- Born: 1921 Island of São Tomé
- Died: 27 June 2015 (aged 93–94) Lisbon, Portugal
- Occupation: Physician
- Known for: Second female doctorate of medicine in Portugal

= Maria de Lourdes Levy =

Portuguese pediatrician

Maria de Lourdes de Quinhones Levy (1921 – 27 June 2015) was a Portuguese physician. She received the second female doctorate of medicine in Portugal in 1958 after Cesina Bermudes. She was a pioneer in pediatric medicine.

== Biography ==
Lourdes Levy was born on the island of São Tomé in São Tomé and Príncipe in Central Africa during the time of late colonial rule by Portugal. (The last name Lourdes is pronounced as "loord".) In time, she became a professor at the University of Lisbon, she was a service director in pediatric aid at Santa Maria Hospital in Lisbon and founder of the Child Support Institute.

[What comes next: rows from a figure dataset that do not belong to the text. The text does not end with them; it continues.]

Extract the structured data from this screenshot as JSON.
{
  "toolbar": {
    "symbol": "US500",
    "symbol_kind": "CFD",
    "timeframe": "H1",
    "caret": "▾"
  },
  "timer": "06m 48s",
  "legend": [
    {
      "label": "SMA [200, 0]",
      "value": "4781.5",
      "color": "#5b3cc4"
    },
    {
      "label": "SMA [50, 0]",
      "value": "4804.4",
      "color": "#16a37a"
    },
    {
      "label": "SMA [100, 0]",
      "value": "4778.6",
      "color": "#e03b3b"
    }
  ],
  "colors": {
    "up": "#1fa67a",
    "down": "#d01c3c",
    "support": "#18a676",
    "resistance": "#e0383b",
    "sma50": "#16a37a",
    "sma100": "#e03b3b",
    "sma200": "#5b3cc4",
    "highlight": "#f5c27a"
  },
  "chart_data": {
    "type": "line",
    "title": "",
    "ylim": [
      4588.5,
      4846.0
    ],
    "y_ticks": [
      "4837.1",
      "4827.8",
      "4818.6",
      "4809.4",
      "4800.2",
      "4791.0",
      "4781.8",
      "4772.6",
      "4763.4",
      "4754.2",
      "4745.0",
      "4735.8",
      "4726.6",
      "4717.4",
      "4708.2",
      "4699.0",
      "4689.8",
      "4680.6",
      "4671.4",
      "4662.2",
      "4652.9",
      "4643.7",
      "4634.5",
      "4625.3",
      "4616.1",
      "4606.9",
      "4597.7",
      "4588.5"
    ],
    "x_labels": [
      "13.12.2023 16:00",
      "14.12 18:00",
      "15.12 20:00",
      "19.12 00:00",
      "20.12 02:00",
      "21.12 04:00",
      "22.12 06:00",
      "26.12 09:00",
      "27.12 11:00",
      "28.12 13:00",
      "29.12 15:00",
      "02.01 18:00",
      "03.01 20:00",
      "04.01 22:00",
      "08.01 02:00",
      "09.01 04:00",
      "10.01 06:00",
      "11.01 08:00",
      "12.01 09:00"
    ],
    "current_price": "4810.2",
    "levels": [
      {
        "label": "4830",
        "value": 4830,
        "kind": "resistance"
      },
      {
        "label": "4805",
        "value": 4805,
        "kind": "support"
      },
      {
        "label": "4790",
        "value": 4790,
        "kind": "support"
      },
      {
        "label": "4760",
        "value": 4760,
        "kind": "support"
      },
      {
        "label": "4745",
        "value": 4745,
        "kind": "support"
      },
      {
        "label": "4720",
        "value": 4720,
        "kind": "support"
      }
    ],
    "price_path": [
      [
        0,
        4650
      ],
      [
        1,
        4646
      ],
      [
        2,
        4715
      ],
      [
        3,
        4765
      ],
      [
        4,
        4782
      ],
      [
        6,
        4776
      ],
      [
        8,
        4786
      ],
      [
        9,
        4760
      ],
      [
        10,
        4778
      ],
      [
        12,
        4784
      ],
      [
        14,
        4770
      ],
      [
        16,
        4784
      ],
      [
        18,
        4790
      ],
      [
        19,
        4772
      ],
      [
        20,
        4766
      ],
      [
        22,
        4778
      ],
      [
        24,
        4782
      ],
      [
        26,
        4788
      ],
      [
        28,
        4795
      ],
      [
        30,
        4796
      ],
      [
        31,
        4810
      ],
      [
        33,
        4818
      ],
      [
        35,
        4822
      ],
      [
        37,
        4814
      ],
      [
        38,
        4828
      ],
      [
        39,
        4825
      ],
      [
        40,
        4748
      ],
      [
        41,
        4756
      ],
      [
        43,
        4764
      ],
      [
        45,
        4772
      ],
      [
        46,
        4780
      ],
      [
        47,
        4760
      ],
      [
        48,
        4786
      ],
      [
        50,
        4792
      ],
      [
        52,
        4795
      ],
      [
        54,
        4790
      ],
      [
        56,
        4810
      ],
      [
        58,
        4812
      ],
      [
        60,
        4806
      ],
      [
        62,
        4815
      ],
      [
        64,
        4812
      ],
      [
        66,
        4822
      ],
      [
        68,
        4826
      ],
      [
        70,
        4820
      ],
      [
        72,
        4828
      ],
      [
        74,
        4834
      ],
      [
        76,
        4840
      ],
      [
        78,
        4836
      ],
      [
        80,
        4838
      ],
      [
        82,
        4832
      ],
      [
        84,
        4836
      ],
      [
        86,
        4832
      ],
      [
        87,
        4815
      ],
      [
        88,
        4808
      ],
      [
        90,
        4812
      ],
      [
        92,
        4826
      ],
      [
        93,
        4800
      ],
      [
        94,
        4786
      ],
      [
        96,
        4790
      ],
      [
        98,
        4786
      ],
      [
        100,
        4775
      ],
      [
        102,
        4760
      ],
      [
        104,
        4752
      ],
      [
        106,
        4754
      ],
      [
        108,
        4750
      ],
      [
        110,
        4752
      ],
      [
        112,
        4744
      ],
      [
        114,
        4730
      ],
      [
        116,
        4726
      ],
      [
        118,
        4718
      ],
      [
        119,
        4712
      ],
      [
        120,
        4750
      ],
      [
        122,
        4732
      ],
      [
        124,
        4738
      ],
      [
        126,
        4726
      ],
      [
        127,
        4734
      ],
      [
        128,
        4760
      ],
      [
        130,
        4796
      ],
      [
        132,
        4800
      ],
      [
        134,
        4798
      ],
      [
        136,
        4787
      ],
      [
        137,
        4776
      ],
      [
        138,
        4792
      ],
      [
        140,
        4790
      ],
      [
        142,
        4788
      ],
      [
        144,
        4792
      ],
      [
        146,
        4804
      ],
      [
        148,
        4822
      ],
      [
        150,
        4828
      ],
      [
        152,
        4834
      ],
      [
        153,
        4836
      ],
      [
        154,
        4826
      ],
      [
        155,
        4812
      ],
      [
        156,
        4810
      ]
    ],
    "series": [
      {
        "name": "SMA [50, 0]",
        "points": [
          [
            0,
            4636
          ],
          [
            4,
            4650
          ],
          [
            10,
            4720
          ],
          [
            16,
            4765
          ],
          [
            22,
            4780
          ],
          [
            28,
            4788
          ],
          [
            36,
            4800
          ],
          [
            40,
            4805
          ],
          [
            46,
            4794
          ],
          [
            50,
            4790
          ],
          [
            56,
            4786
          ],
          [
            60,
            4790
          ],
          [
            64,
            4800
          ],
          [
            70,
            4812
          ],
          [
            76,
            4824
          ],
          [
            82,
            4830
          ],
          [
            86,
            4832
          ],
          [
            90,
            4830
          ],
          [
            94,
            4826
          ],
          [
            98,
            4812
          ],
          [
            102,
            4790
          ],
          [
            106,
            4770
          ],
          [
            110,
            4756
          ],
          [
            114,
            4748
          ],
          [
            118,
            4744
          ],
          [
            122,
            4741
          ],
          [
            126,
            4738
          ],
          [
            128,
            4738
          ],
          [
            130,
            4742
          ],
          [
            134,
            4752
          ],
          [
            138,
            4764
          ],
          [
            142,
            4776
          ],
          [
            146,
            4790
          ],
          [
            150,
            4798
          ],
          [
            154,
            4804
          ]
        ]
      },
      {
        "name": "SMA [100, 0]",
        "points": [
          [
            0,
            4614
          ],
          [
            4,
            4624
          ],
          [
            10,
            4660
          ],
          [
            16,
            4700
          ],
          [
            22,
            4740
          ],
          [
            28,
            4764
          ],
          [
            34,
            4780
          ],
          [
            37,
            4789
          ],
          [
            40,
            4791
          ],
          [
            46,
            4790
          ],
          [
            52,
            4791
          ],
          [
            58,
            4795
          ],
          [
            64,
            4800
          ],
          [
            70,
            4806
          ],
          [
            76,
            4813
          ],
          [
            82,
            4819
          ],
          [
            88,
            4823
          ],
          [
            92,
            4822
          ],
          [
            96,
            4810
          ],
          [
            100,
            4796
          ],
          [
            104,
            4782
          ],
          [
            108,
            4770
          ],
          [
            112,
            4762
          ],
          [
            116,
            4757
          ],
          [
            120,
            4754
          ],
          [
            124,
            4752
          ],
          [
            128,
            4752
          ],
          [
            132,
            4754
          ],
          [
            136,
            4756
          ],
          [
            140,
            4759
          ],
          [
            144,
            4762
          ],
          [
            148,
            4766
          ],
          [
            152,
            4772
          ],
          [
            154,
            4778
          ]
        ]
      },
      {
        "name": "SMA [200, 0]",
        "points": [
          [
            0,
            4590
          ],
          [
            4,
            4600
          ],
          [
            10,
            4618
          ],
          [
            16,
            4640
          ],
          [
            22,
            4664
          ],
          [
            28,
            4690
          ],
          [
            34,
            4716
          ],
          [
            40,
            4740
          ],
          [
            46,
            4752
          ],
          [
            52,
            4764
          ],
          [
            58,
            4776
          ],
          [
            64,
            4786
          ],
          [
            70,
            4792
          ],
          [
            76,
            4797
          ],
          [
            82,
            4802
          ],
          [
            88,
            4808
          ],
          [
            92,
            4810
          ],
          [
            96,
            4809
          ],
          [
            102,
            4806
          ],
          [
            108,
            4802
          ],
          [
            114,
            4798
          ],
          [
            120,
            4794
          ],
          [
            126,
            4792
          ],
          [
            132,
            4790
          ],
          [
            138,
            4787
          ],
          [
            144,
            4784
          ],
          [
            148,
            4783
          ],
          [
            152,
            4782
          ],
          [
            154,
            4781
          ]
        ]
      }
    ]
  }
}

She was awarded the title of Grand Officer of the Portuguese Order of Merit, which was presented to her in 1992 by the President at the time Mário Soares, as well as a silver medal by the Minister of Health and a medal by the Medical Order of Merit in 2003, among other distinctions.

Lourdes Levy was head of the Portuguese Pediatric Review, and two-time president of the nation's Pediatric Society. She was also a founder of the Portuguese League Against Epilepsy and the Society for Metabolic Diseases and the Institute for Child Support (Instituto de Apoio à Criança). She was a member of the Counselor of Orders of the Civil Merit during the presidency of Jorge Sampaio from 1996 to 2006.

She died at 93 in Lisbon on 27 June 2015.